Consequences of Mild Stroke in Persons <75 Years – A 1-Year Follow-UpCarlsson G.E.a · Möller A.b · Blomstrand C.a
aStroke Research Group, Institute of Clinical Neuroscience, and bDepartment of Obstetrics and Gynaecology, Institute for the Health of Women and Children, Sahlgrenska Academy, Göteborg University, Göteborg, Sweden Cerebrovasc Dis 2003;16:383–388 (DOI:10.1159/000072561)
Background and Purpose: Mild strokes can be neglected regarding subtle sequels as fatigue, and cognitive and emotional changes. We have addressed this topic by exploring late consequences of an initially mild stroke (Barthel score ≧50). Accordingly, we assayed impairment, disability and handicap data 1 year after the first-ever stroke in persons <75 years, focusing on symptoms as fatigue, concentration difficulties, memory disturbances, emotional lability, stress resistance, anxiety and uneasiness, symptoms comprised in the astheno-emotional disorder (AED), and its relation to life satisfaction. Results: The mean value of the Barthel Index was 99.5 (SD 0.5) and 25% scored 0–1 on the Oxford Handicap Scale.
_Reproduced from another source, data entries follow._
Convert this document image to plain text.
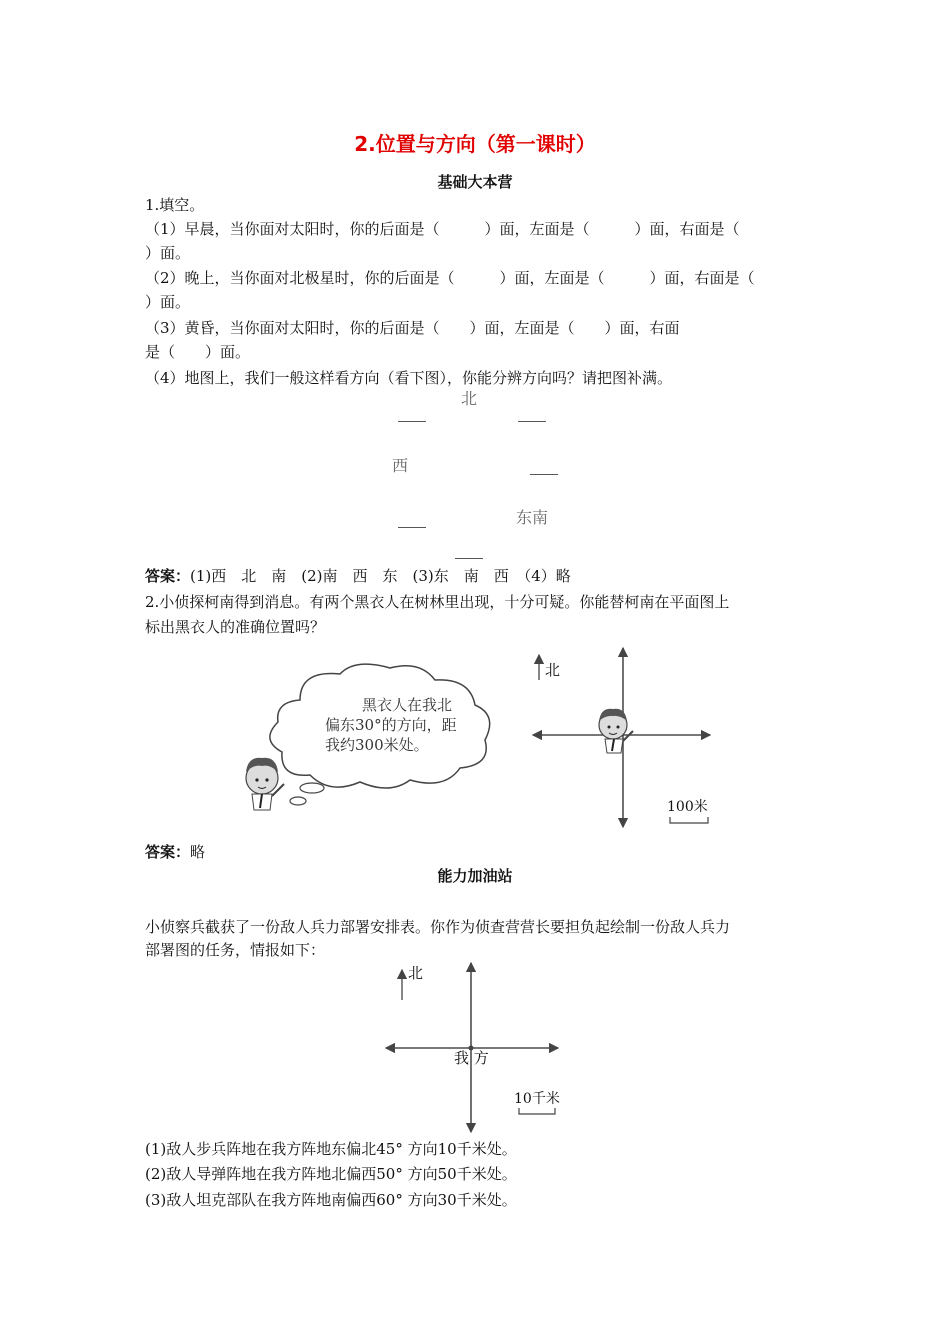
2.位置与方向（第一课时）
基础大本营
1.填空。
（1）早晨，当你面对太阳时，你的后面是（　　　）面，左面是（　　　）面，右面是（
）面。
（2）晚上，当你面对北极星时，你的后面是（　　　）面，左面是（　　　）面，右面是（
）面。
（3）黄昏，当你面对太阳时，你的后面是（　　）面，左面是（　　）面，右面
是（　　）面。
（4）地图上，我们一般这样看方向（看下图），你能分辨方向吗？请把图补满。
北
西
东南
答案：(1)西　北　南　(2)南　西　东　(3)东　南　西　（4）略
2.小侦探柯南得到消息。有两个黑衣人在树林里出现，十分可疑。你能替柯南在平面图上
标出黑衣人的准确位置吗？
黑衣人在我北
偏东30°的方向，距
我约300米处。
北
100米
答案：略
能力加油站
小侦察兵截获了一份敌人兵力部署安排表。你作为侦查营营长要担负起绘制一份敌人兵力
部署图的任务，情报如下：
北
我 方
10千米
(1)敌人步兵阵地在我方阵地东偏北45° 方向10千米处。
(2)敌人导弹阵地在我方阵地北偏西50° 方向50千米处。
(3)敌人坦克部队在我方阵地南偏西60° 方向30千米处。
AED was diagnosed in 71% of the patients, and fatigue was experienced by 72%. AED correlated significantly with life satisfaction, handicap and depression. Life satisfaction was significantly below that of norm values according to satisfaction with life as a whole, sex life and ability to manage selfcare. Conclusions: Our findings emphasize that ‘hidden dysfunctions’ not so easily discovered within the hospital context are common consequences of mild stroke. The concept of mild stroke as principally founded in motor function or ability in P-ADL therefore seems to be insufficient with respect to the patient long-term perspective.